Microbiota-root-shoot-environment axis and stress tolerance in plants

Reminiscent to the microbiota-gut-brain axis described in animals, recent advances indicate that plants can take advantage of belowground microbial commensals to orchestrate aboveground stress responses. Integration of plant responses to microbial cues belowground and environmental cues aboveground emerges as a mechanism that promotes stress tolerance in plants. Using recent examples obtained from reductionist and community-level approaches, we discuss the extent to which perception of aboveground biotic and abiotic stresses can cascade along the shoot–root axis to sculpt root microbiota assembly and modulate the growth of root commensals that bolster aboveground stress tolerance.

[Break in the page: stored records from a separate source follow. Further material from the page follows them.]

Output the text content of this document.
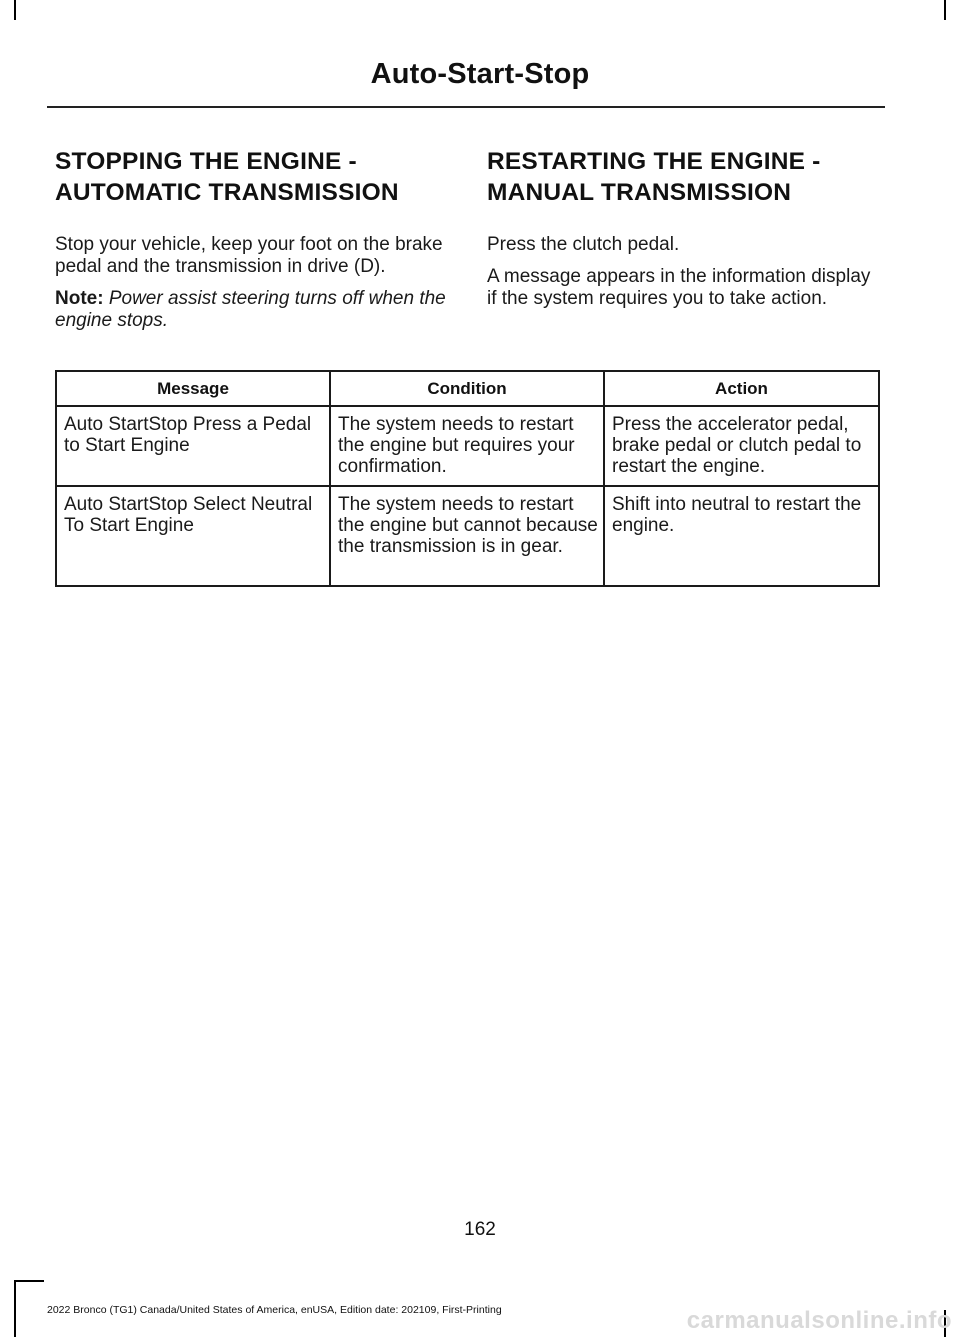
Auto-Start-Stop
STOPPING THE ENGINE -
AUTOMATIC TRANSMISSION

Stop your vehicle, keep your foot on the brake pedal and the transmission in drive (D).

Note: Power assist steering turns off when the engine stops.

RESTARTING THE ENGINE -
MANUAL TRANSMISSION

Press the clutch pedal.

A message appears in the information display if the system requires you to take action.

Message	Condition	Action
Auto StartStop Press a Pedal to Start Engine	The system needs to restart the engine but requires your confirmation.	Press the accelerator pedal, brake pedal or clutch pedal to restart the engine.
Auto StartStop Select Neutral To Start Engine	The system needs to restart the engine but cannot because the transmission is in gear.	Shift into neutral to restart the engine.
162
2022 Bronco (TG1) Canada/United States of America, enUSA, Edition date: 202109, First-Printing	carmanualsonline.info
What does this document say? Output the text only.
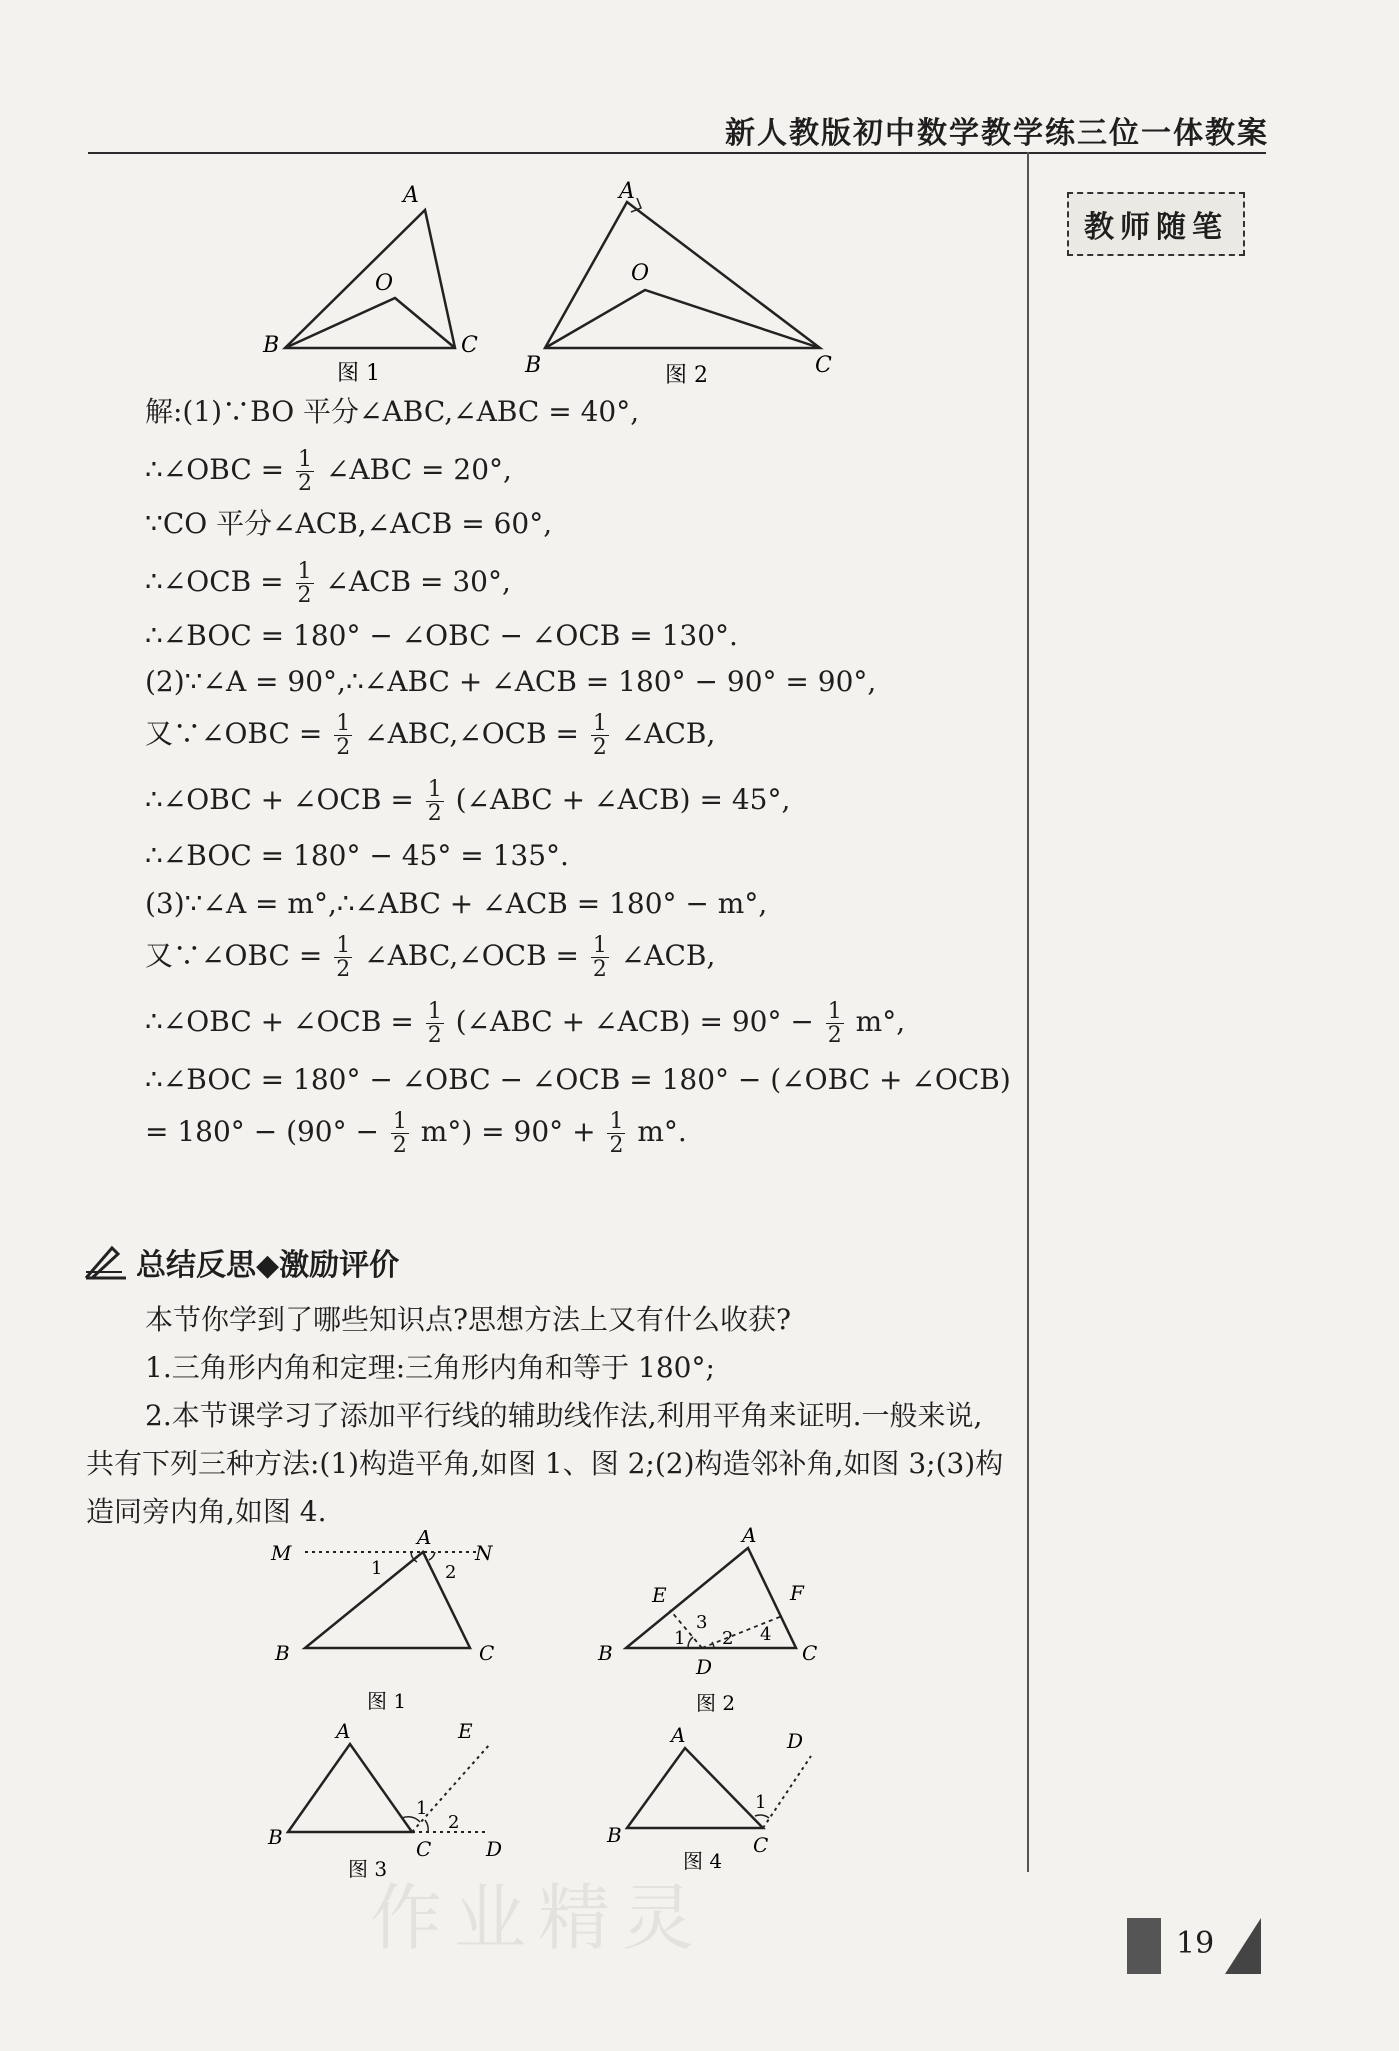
新人教版初中数学教学练三位一体教案
教师随笔
A
B	C
O
图 1
A
B	C
O
图 2
解:(1)∵BO 平分∠ABC,∠ABC = 40°,
∴∠OBC = $\frac{1}{2}$ ∠ABC = 20°,
∵CO 平分∠ACB,∠ACB = 60°,
∴∠OCB = $\frac{1}{2}$ ∠ACB = 30°,
∴∠BOC = 180° − ∠OBC − ∠OCB = 130°.
(2)∵∠A = 90°,∴∠ABC + ∠ACB = 180° − 90° = 90°,
又∵∠OBC = $\frac{1}{2}$ ∠ABC,∠OCB = $\frac{1}{2}$ ∠ACB,
∴∠OBC + ∠OCB = $\frac{1}{2}$ (∠ABC + ∠ACB) = 45°,
∴∠BOC = 180° − 45° = 135°.
(3)∵∠A = m°,∴∠ABC + ∠ACB = 180° − m°,
又∵∠OBC = $\frac{1}{2}$ ∠ABC,∠OCB = $\frac{1}{2}$ ∠ACB,
∴∠OBC + ∠OCB = $\frac{1}{2}$ (∠ABC + ∠ACB) = $90^\circ - \frac{1}{2} m^\circ$,
∴∠BOC = 180° − ∠OBC − ∠OCB = 180° − (∠OBC + ∠OCB)
= $180^\circ - (90^\circ - \frac{1}{2} m^\circ) = 90^\circ + \frac{1}{2} m^\circ$.
总结反思◆激励评价
本节你学到了哪些知识点?思想方法上又有什么收获?
1.三角形内角和定理:三角形内角和等于 180°;
2.本节课学习了添加平行线的辅助线作法,利用平角来证明.一般来说,
共有下列三种方法:(1)构造平角,如图 1、图 2;(2)构造邻补角,如图 3;(3)构
造同旁内角,如图 4.
M
A
N
B	C
1	2
图 1
A
B	C
D
E	F
1
3
2 4
图 2
A
B	C	D
E
1
2
图 3
A
B	C
D
1
图 4
作业精灵	19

We propose that host modulation of microbiota-root-shoot circuits contributes to phenotypic plasticity and decision-making in plants, thereby promoting adaptation to rapidly changing environmental conditions.

Introduction

Belowground and aboveground plant organs are constantly exposed to a number of biotic and abiotic stresses that can change or rapidly fluctuate over time. Because roots and leaves are exposed to different environmental cues, each compartment has evolved organ-specific mechanisms that ensure efficient responses to cognate belowground and aboveground environmental constraints. However, several examples also illustrate that root and shoot organs can ectopically control response to stresses in distant leaves and root compartments, respectively, via long distance communication along the root–shoot axis [1]. For instance, it has been shown that the shoot-derived mobile signal CEPD-like 2 regulates root nitrate uptake according to shoot nitrate status in Arabidopsis thaliana [2] or that shoot-to-root translocation of the mobile transcription factor HY5 mediates light-activated promotion of lateral root growth and nitrogen uptake in A. thaliana [3]. Remarkably, legumes can control nodulation via shoot-to-root translocation of miR2111, a systemic symbiosis activator constitutively repressing nodulation in uninfected roots and ensuring susceptibility to rhizobia in infected roots [4^••]. Finally, root-to-shoot upward migration of cytokinin was shown to act as a signal molecule orchestrating photosynthetic activity in tomato leaves [5]. These selected examples suggest that long distance communication between root and shoot organs are likely key in coordinating growth and development of these two distinct yet interdependent organs, thereby promoting stress tolerance and ensuring plant survival in nature.

Complex multi-kingdom microbial communities have interacted with roots of healthy plants since 450 MyA (i.e., hereafter named the root microbiota [6,7]). Root microbiota members confer numerous beneficial functions to the host linked to nutrient acquisition, pathogen protection or immune system modulation [8, 9, 10, 11, 12, 13, 14, 15,16^••,17, 18, 19]). Given the well-known interplay between the host, the associated microbiota and the environment, it is conceivable that direct integration of responses to microbial commensals belowground and responses to environments aboveground contribute to shoot phenotypic plasticity and aboveground stress resistance in plants. In animals, such long-distance bidirectional communication mechanisms have been extensively described in the context of the microbiota–gut–brain axis [20]. Gut microbiota members were found to modulate mood, cerebral metabolism and behaviour in model gnotobiotic mice systems by 1) modulating the host immune system and immune homeostasis, 2) by impacting the host metabolism (hormones, neuropeptides, neurotransmitters) and 3) by directly interfering with neuronal signalling [20]. In turn, these modifications in brain processes have consequences on gut microbiota assembly, thereby shaping microbiota–gut–brain circuits [20]. Given that plant roots and animal guts share similar physiological functions [21], that the growth of root and shoot organs is tightly coordinated, and that root microbiota members modulate growth and immunity processes in plants, such bidirectional microbiota–root–shoot mechanisms likely play crucial functions for plant health as well [16^••,22^••,23].

In this article, we discuss the extent to which aboveground stresses can modulate root microbiota assembly and conversely how root commensals can mitigate aboveground stress responses (Figure 1). We especially discuss the concept of the microbiota-root-shoot-environment axis in the context of herbivores, microbial leaf pathogens and light stresses because these biotic and abiotic stimuli are specifically perceived by leaves and the consequences on root metabolism and root microbiota assemblages can only be explained by long-distance shoot–root signalling. Using numerous examples obtained from manipulation or microbiota reconstitution experiments, we provide several lines of evidence suggesting that 1) bi-directional communication mechanisms along the microbiota–root–shoot axis promote aboveground stress tolerance 2) selective, host-driven recruitment of particular root commensals acts as a feedback loop that bolsters stress tolerance 3) signals from belowground microbial commensals and aboveground environment are integrated along the microbiota-root-shoot axis to prioritize growth or defence according to the stresses encountered.